L'équipage de conduite n'a pu confirmer s'il avait heurté des feux. Toutefois, à 2 h 16, il a avisé le service de régulation des vols de la compagnie de cette possibilité. Le répartiteur a informé le personnel de la tour de KLAS, lequel a demandé une inspection. L'inspection, menée environ deux heures après l'incident, a révélé que trois feux de bord de piste avaient été endommagés, mais les autres feux fonctionnaient et aucune autre anomalie n'a été relevée. L'avion a poursuivi son vol vers Montréal et s'y est posé normalement. L'avion a été inspecté, et on a observé une coupure sur le pneu gauche du train avant. Ce pneu a été remplacé, et l'avion a été remis en service.
Selon le manuel d'exploitation de la compagnie, le service de régulation des vols doit être informé le plus tôt qu'il est opérationnellement possible de le faire (par radio, ACARSNote de bas de page 4 ou téléphone) de tout accident, incident ou de toute irrégularité touchant un vol. Dans le cas qui nous occupe, l'équipage de conduite n'a signalé l'incident au répartiteur par ACARS qu'à 2 h 16, soit deux heures après le décollage.
Les pilotes peuvent utiliser une variété d'aides visuelles pour assurer qu'un avion est aligné sur l'axe de piste : les marques de désignation de piste se trouvant sur le seuil de piste, le cap de l'avion, les feux ou les marques d'axe de piste et les feux de bord de piste. Les pilotes peuvent aussi se servir du signal du radiophare d'alignement de piste pour se guider en sélectionnant la fréquence du radiophare d'alignement de la piste de départ et s'assurer que le repère de la barre de lacet est centré sur l'écran de vol principal. Cependant, cette technique est habituellement réservée à un décollage par faible visibilité et elle n'a pas été utilisée dans le présent événement.
Les SOP dressent la liste de plusieurs facteurs qui pourraient mener à une décision d'interrompre un décollage. Sous 100 noeuds, la décision d'interrompre un décollage est à la discrétion du commandant de bord, selon les paramètres de décollage. Les SOP stipulent que, bien que toutes les causes ne puissent être mentionnées, le commandant de bord doit envisager sérieusement d'interrompre le décollage si un avertissement du moniteur électronique centralisé de bord (ECAM) s'affiche. Si, au cours de la course au décollage, une condition ou une situation pouvant compromettre la sécurité du vol sont observées, il faut immédiatement l'énoncer verbalement. Si une interruption de décollage n'est pas nécessaire, le commandant de bord annonce « on continue ». Dans le cas qui nous occupe, il n'y a eu aucun avertissement ECAM, aucune vibration anormale, et l'avion accélérait normalement. L'équipage a poursuivi la course au décollage et a appliqué les procédures de départ normalisé.

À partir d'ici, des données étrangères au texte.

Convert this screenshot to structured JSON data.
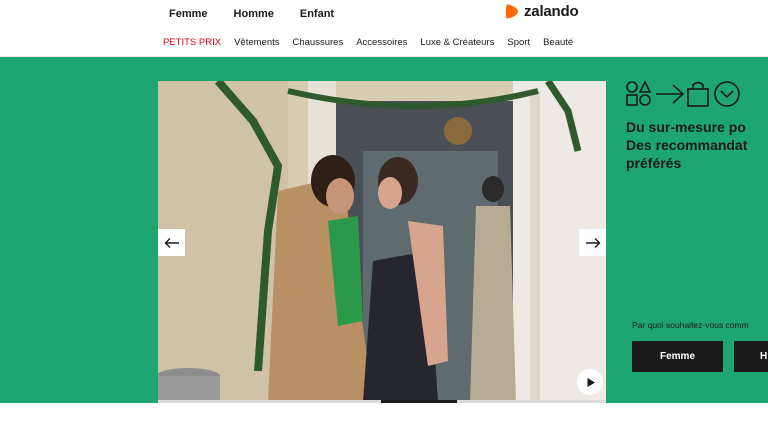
{
  "header": {
    "gender_nav": [
      "Femme",
      "Homme",
      "Enfant"
    ],
    "logo_text": "zalando",
    "category_nav": [
      "PETITS PRIX",
      "Vêtements",
      "Chaussures",
      "Accessoires",
      "Luxe & Créateurs",
      "Sport",
      "Beauté"
    ]
  },
  "banner": {
    "background_color": "#1ea672",
    "headline_lines": [
      "Du sur-mesure po",
      "Des recommandat",
      "préférés"
    ],
    "prompt": "Par quoi souhaitez-vous comm",
    "choices": [
      "Femme",
      "H"
    ],
    "icons": [
      "shapes-icon",
      "arrow-right-icon",
      "shopping-bag-icon",
      "chevron-circle-icon"
    ]
  },
  "hero": {
    "image": "photo-couple-kissing-doorway-holiday",
    "prev_icon": "arrow-left-icon",
    "next_icon": "arrow-right-icon",
    "play_icon": "play-icon"
  },
  "colors": {
    "accent_green": "#1ea672",
    "sale_red": "#e0001b",
    "logo_orange": "#ff6900",
    "dark": "#1a1a1a"
  }
}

KLAS est un aéroport achalandé où se déroulent en moyenne 1468 mouvements d'aéronef par jour. Il possède quatre pistes : un doublet de pistes du côté sud des bâtiments de l'aérogare, et un doublet de pistes du côté ouest (voir l'annexe A). La surface de la piste 25R était sèche au moment de l'incident. La piste a une longueur de 14 510 pieds et une largeur de 150 pieds, et son seuil est décalé à 1397 pieds. Ses accotements en asphalte sont en mesure de supporter un aéronef s'il déborde d'un côté de la piste.
Pour offrir un bon contraste visuel avec la piste, une bande blanche est peinte de chaque côté de la piste 25R (voir la Figure 1). Conformément à la circulaire consultative (AC) 150/5340-1 de la Federal Aviation Administration et à l'Annexe 14, volume 1, Conception et exploitation technique des aérodromes de l'Organisation de l'aviation civile internationale (OACI), la bande latérale est une ligne continue qui n'est pas interrompue à l'intersection d'une piste ou d'une voie de circulation. En fait, les bandes latérales peintes sur toutes les pistes canadiennes sont interrompues à l'intersection des pistes et des voies de circulation.

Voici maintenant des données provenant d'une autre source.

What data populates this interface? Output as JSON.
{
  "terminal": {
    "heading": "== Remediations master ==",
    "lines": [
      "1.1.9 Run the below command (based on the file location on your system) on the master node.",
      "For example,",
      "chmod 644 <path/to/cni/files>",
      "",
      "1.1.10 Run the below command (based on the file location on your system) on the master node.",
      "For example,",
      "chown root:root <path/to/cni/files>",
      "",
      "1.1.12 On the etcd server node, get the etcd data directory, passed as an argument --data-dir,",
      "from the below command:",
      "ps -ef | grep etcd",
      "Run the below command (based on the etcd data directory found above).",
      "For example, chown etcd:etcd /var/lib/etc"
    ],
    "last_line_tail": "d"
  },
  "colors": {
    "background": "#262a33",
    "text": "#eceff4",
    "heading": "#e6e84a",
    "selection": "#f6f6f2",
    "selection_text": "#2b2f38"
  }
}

La piste 25R n'est pas équipée de feux d'axe de piste, mais elle présente des marques blanches d'axe de piste. Conformément à l'Annexe 14, volume 1 de l'OACI, l'axe de la partie de la piste précédant le seuil de piste décalé en permanence est marqué de flèches. La piste est équipée de feux de bord de piste blancs, sauf pour les feux de bord de piste situés entre les voies de circulation B et A2, lesquels sont rouges dans le sens du décollage à cause du seuil décalé. Les feux de bord de piste sont des feux surélevés, sauf dans les zones d'intersection des voies de circulation, où ils sont affleurants.
La zone du seuil décalé est accessible par les voies de circulation B et B1 (voir l'Annexe A). La voie de circulation A2 débouche sur la piste 25R à la hauteur de la zone des marques de seuil. Sur la voie de circulation B, celle qui a été utilisée dans le cas qui nous occupe, l'axe de la voie de circulation et les feux d'axe verts se prolongent au-delà du point d'attente avant la piste, le long de l'axe incurvé de la voie de circulation, croisent la bande latérale blanche de piste jusqu'à ce qu'ils se confondent avec l'axe de piste représenté par les flèches du seuil décalé. Aux voies de circulation B1 et A2, les axes de voie de circulation se prolongent au-delà du point d'attente avant la piste et s'incurvent sur la bande latérale de piste. Les feux verts d'axe des voies de circulation A2 et B1 se prolongent au-delà du point d'attente avant la piste et se terminent sur la bande latérale de piste, mais en ligne droite.
Le système de balisage lumineux de l'aéroport est habituellement maintenu à l'intensité de niveau deux (sur une possibilité de cinq niveaux d'intensité), sauf par mauvais temps ou à moins d'une demande d'un autre niveau. Au moment de l'incident, l'intensité du système de balisage lumineux était réglée au niveau deux. Les feux d'axe de la voie de circulation B étaient allumés. Cependant, les feux de prise de terrain à partir du point d'attente avant la piste jusqu'à l'axe de la piste 25R n'ont pas attiré l'attention de l'équipage de conduite.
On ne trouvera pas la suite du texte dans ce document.